Houders van meer dan 25 geiten krijgen van de Rijksdienst voor Ondernemend Nederland een rekening voor het dierengezondheidsfonds.

Dieren worden geteld per kop. Er wordt geen onderscheid gemaakt tussen miekes/bokken/lammeren.

De aantallen worden bij elkaar opgeteld, gedeeld door 4 en vermenigvuldigd met het vast gesteld tarief. Voor 2015 was dat 0,78 € voor een geit.

De houders van meer dan 25 geiten betalen dus mee aan de bestrijding van dierziekten, vaccinaties tegen Q-koorts, onderzoeken tegen dierziekten (oa. scrapie, salmonella).

8. Gezondheid, ziekten

8.1. Ingrepen aan de dieren

Het is verboden om een deel of delen van het lichaam van een dier te verwijderen of te beschadigen.

Uitgezonderd ingrepen:

- waarbij een dier onvruchtbaar gemaakt wordt;

- die nodig voor een diergeneeskundige behandeling;

- waarbij geiten onthoornd worden, bij geiten gehouden voor de melkproductie;

- voor de identificatie van een dier (aanbrengen oormerken, tatoeage).

8.2. Meldingsplichtige ziekten en verschijnselen

Een dierhouder is verplicht om die ziekten, waarvoor een meldingsplicht geldt, onmiddellijk te melden aan NVWA.

Ook voor veeartsen is er een meldingsplicht.

De website van RIVM bevat meer informatie over zoönosen en meldingsplichtige dierziekten.

Te melden dierziekten.

8.3. Medicijngebruik

De website van College ter Beoordeling van Geneesmiddelen (CBG) bevat een databank met alle toegestane geneesmiddellen: www.cbg-meb.nl.

De geneesmiddelen zijn ingedeeld in 4 categorieën:

- UDD: zoals vaccins. Mogen enkel voor een veearts toegediend worden.

- UDA: zoals de meeste antibiotica. Mogen enkel afgeleverd worden door veearts of apotheker (op voorschrift van veearts) en worden toegediend door veehouder.

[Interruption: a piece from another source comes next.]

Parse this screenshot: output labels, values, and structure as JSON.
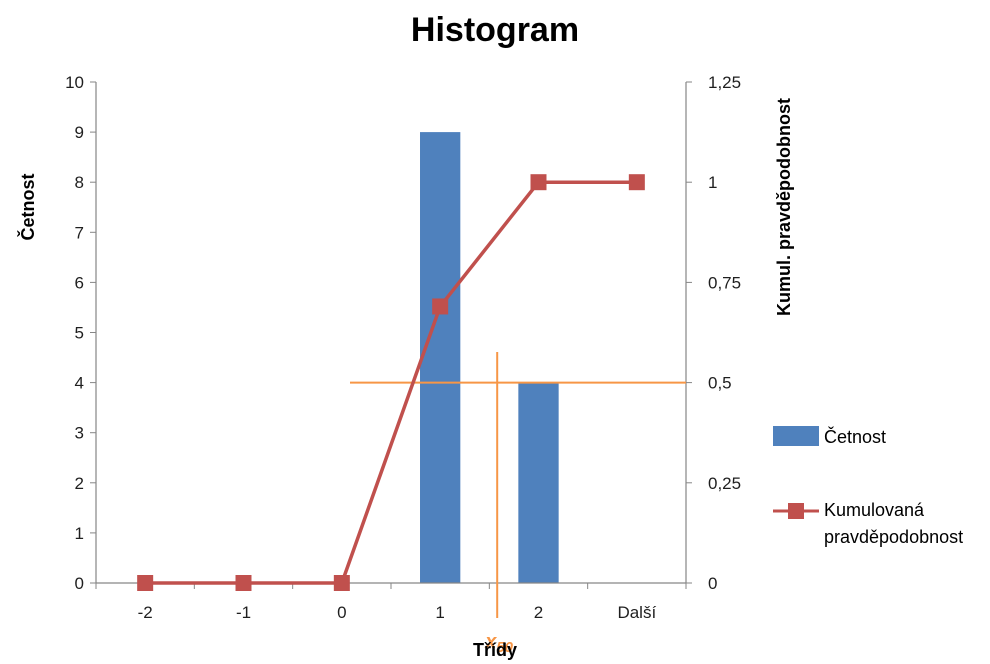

- URA: zoals ontwormingsmiddelen, middelen tegen parasieten, middelen tegen schimmels, kalmeringsmiddelen en niet-steroïde pijn-, koorts- en ontstekingsremmers. Mogen enkel op voorschrift van veearts door een veearts, apotheker of erkende handelaar worden afgeleverd en toegediend worden door veehouder of -verzorger.

- Niet-gekanaliseerd (vrij): zoals oa. middelen tegen diarree, desinfectantia, middelen tegen uitwendige parasieten, slijmoplossers, kruidengeneesmiddelen, laxeermiddelen, vitamines, electrolyten mineralen, sporenelementen, enz. Zijn zonder voorschrift van veearts te verkrijgen bij veearts, apotheker of erkende handelaren.

De veehouder houdt een logboek bij van de verstrekte medische zorgen en geneesmiddelen. Deze gegevens dienen minstens 3 jaar bewaard te worden.

Diegene die een dier overdraagt aan een ander is verplicht deze nieuwe eigenaar in te lichten over het toegediende geneesmiddel en de in acht te nemen wachttijden.

8.4. Vaccinatie

Voor schapen en geiten is er een verplichte vaccinatie tegen Q-koorts.

Er geldt een vaccinatieplicht voor oa:

- Locaties met een publieksfunctie. De definitie van een bedrijf met een publieksfunctie is 'Een locatie waar schapen en geiten worden gehouden die is opengesteld voor publiek met het oogmerk om direct contact tussen publiek en dieren te faciliteren'. Hier vallen naast kinderboerderijen, zorgboerderijen, dierentuinen, bedrijven die lammetjesaaidagen organiseren ook bijvoorbeeld campingboeren en zorginstellingen met schapen en geiten onder.

- Dieren die worden aangevoerd naar een evenement, tentoonstelling of keuring.

Alle overige dieren zoals hobbymatig gehouden vallen niet onder de vaccinatieplicht. Vaccinatie is hier vrijwillig.

Meer info kan men vinden bij tijdelijke regelgeving ivm dierziekten.

8.5. Gezondheidprogramma's

Gezondheidsprogramma's zoals CAE- en Cl-vrij zijn vrijwillig.